My current context is making it a little harder to cope. I’ve lost some of my oomph.

For about a year I’ve been dealing with the (sometimes) extreme side effects of being pregnant, giving birth and looking after a tiny baby, while dealing with fibromyalgia and chronic fatigue. This has chipped away at my reserves and I’m now emotionally and physically near bottom.

A few weeks ago I got a bug that required antibiotics to kick. Then my baby got it. Combine the sleep deprivation that comes with a sick baby and the increase in fatigue after illness, and you also score and increase in pain symptoms.
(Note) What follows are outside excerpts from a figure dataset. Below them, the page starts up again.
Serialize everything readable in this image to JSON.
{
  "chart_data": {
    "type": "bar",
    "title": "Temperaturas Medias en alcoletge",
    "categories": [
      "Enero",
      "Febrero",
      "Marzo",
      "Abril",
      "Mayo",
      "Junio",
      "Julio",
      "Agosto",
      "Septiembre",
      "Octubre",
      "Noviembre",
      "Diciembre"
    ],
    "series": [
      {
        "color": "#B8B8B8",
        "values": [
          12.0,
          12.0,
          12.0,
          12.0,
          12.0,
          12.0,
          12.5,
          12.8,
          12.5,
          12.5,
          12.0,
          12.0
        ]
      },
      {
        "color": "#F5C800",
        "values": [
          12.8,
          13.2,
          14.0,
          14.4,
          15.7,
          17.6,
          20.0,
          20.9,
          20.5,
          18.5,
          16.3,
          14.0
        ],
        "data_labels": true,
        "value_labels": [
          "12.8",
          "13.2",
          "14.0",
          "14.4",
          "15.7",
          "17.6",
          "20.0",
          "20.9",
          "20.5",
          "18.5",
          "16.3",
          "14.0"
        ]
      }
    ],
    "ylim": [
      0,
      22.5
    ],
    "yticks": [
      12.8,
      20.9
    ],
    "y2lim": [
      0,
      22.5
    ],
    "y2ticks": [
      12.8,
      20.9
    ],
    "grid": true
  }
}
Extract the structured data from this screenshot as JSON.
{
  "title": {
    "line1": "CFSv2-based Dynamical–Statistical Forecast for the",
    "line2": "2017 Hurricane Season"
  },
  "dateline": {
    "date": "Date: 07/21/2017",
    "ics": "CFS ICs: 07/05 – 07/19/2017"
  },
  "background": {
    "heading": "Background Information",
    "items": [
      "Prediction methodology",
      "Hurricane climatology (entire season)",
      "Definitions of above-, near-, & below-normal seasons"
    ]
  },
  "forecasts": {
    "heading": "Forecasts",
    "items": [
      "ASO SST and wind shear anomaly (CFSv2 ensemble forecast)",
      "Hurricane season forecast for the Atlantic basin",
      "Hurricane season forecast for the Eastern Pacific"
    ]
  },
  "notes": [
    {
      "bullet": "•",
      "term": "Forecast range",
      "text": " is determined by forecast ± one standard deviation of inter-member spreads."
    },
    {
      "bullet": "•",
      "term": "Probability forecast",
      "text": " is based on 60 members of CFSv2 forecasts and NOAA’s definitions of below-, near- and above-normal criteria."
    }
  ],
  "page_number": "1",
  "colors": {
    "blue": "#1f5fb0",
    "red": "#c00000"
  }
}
My neck has been so bad that two nights ago, when I got up to my baby to feed at 2am, the pain caused me to throw up.

Since then I’ve managed to keep going (barely) with the help of ibuprofen,  paracetamol and my wheat pack.

My stomach has also decided to join in. I’m hungry, but too tired to eat. It’s also hard to eat when the baby demands to be held right when you’ve managed to heat up the food. So I’ve been eating soup, sometimes cold.

My shoulders and back have been more tight, causing the occasional stabbing pain. The type that causes you to stand still for a few moments to ensure you won’t be beset by a raft of stabbing pains causing a day in bed and very strong pain killers.

The silver lining is that I know it will end. I know I’ll cope. I also know I’m doing well, considering this is new to cope with the pain and fatigue with a baby – I can’t go to bed and rest til it’s over!

It’s hard. And there is so much more I haven’t shared. But it’ll end. And I’ll be OK.